Come far ridere una donna?

Un paio di settimane fa il Journal of Pragmaticsha pubblicato uno studio condotto da Helga Kotthoff dell’Università di Friburgo sull’importanza dell’ironia come strumento di controllo sociale.

“La capacità di far ridere gli altri conferisce il potere di controllarli”, afferma la sociolinguistica che ha guidato la ricerca. Strappare sorrisi è prerogativa del leader (uomo o donna che sia), infatti ironia e potere si fanno sempre buona compagnia.
Ma dire le cose scherzando è una strategia comunicativa conosciuta da sempre e ci si appella al senso dell’umorismo a seconda del nostro scopo: tranquillizzare, comunicare verità scomode, allentare tensioni, instaurare legami, sfogare frustrazioni e tristezza, e anche per sedurre.

Ebbene sì, il miglior comunicatore, il più simpatico, il più carismatico ha dalla sua un asso nella manica: l’arte della seduzione.

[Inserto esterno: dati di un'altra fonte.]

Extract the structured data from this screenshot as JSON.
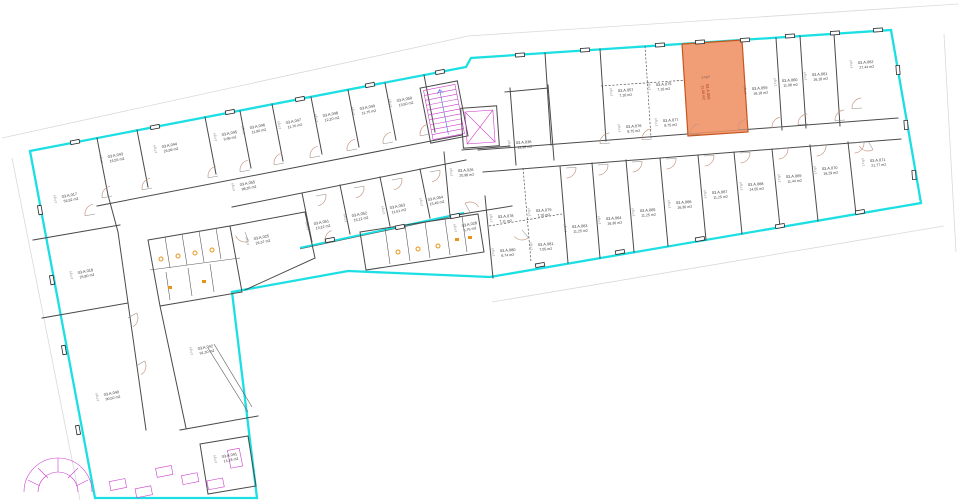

E chi è costui (o colei)? Il ragazzo della porta accanto, l’assistente del laboratorio d’informatica (sembra assurdo ma può capitare), il macellaio sotto casa, il fruttivendolo, il parrucchiere, il tabaccaio, il giornalaio, il vostro family banker, il venditore porta-a-porta. Chi vi seduce con la simpatia, esercita il suo potere.

Attenzione quindi a chi vi fa ridere troppo, perché forse sta esercitando potere subliminale su di voi… un po’ come quando avete acquistato l’ultima batteria di pentole in acciaio inox o l’ultima enciclopedia britannica. La venditrice era tanto simpatica, vi ha fatto tanto ridere, però il giorno dopo vi siete accorti che le pentole non vi servivano e l’enciclopedia non sapete nemmeno dove metterla.

Poi esistono quelle persone che ci fanno ridere con le lacrime, che ci seducono per farci vivere meglio la vita soffiando via tutte le nuvole.